Cleanup of Times Beach May Be Ready to Begin
TIMES BEACH, Mo. — Times Beach has been a boarded-up ghost town since the federal government bought up all 801 homes and businesses seven years ago and moved the people out after the discovery of dioxin in the soil.
Now, the government is finally close to building a huge incinerator to clean up the highly toxic compound and heal the deserted town, a grim reminder to former residents of lives turned upside down by their evacuation.
The U.S. Environmental Protection Agency plans to burn all of the soil that was contaminated in the 1970s by dioxin-tainted oil sprayed on unpaved streets to keep the dust down. The agency also wants to treat contaminated soil from other sites in eastern Missouri, leaving it almost 100% clean.

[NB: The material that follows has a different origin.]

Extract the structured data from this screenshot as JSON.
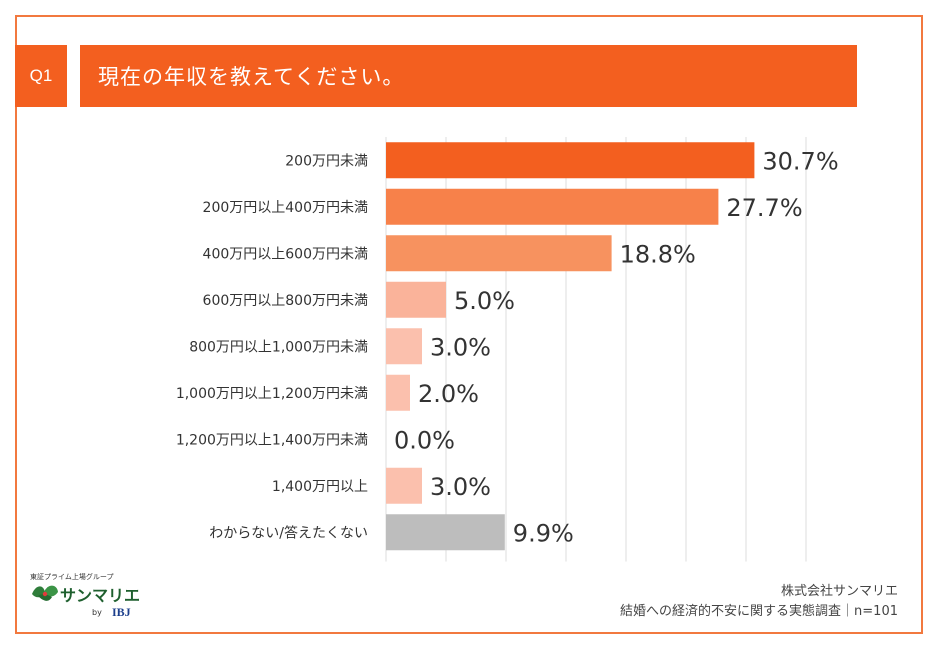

It says the incinerator would be dismantled afterward, but a vocal contingent of neighbors who fear for their safety is trying to block the incinerator, which they say will become a permanent fixture. “It’s spooky,” said Eureka Mayor Otis Nelson. “How would you like to live next to it? How would you like to encourage development next to it?”
Nelson is so concerned that he is advocating that his town annex the neighboring wasteland of Times Beach to gain some leverage about what happens there, even though it would mean increased liability.
“We have no choice but to take that risk,” Nelson said.
Former residents of the community, about 20 miles southwest of St. Louis, just want the cleanup to begin, which all sides agree is long overdue.
“If this cleanup doesn’t take place, I’m afraid Times Beach is still going to be sitting there like it is today, five to 10 years down the road,” said Marilyn Leistner, a former mayor. “It’s been eight years. Something needs to be done.”
Dioxin, an unwanted byproduct in the manufacture of other chemicals, is suspected of causing disorders of the nervous system, liver, kidneys and bladder in humans. It has been linked to cancer in laboratory animals also.
Beth-ann Eichenser, an EPA spokeswoman, said the incinerator plans are too far along to be threatened by last-minute opposition from Nelson’s Times Beach Environmental Task Force.
Nelson said his group opposed the incinerator, to be built alongside the Meramec River, because it would be vulnerable to flooding and because of fears that the EPA might not dismantle it, thus making Times Beach the nation’s dioxin dump.
“We feel that once this incinerator gets here, it’ll never leave. There’s no doubt in my mind that it’d be permanent,” Nelson said. “Maybe they do need a permanent incinerator. But is St. Louis County the place to put it? This makes no sense.”
Nelson said he has received support from other municipalities and residents. Bills have been introduced in the Legislature to prohibit the building of an incinerator in a flood plain and within 5 miles of a school.
Nelson’s group wants the EPA to either bury the soil in a permanent container or use a commercial incinerator that already exists in Sauget, Ill., across the Mississippi River from St. Louis.
Eichenser said work can begin as early as summer on the $118-million cleanup, which could take 10 years.
“I know that there are many residents in Eureka who say: ‘Well, it’s in our back yard.’ But Times Beach is 400 acres of unpopulated land. It’s a viable, obvious location to do this project,” Eichenser said.
“People view incinerators like Chernobyl,” she said. “They think it’s going to blow up and dirt will fly everywhere. This would be safe.”
The EPA said the so-called thermal treatment unit would “roast” the contaminated dirt, breaking the dioxin molecules into carbon, oxygen, chlorine and hydrogen. Eichenser said the treated soil would be 99.999% clean and could be turned back into regular soil.
Eichenser said the incinerator, which would process soil from Times Beach and up to 27 other eastern Missouri sites, would be surrounded by a levee to protect it from floodwaters.
Flooding is a big part of Times Beach, which sprung up in the 1900s as a weekend retreat for St. Louis residents.
The worst flood came at the end of 1982. Rain had fallen for days, but many residents were caught by surprise and forced to flee when the Meramec spilled over its banks, reaching the second floor of homes.
Many residents never returned. Days later, the Centers for Disease Control and the Missouri Division of Health announced the dioxin findings and recommended that the town be evacuated.
The town officially ceased to exist when Times Beach’s alderman voted to disincorporate in 1985.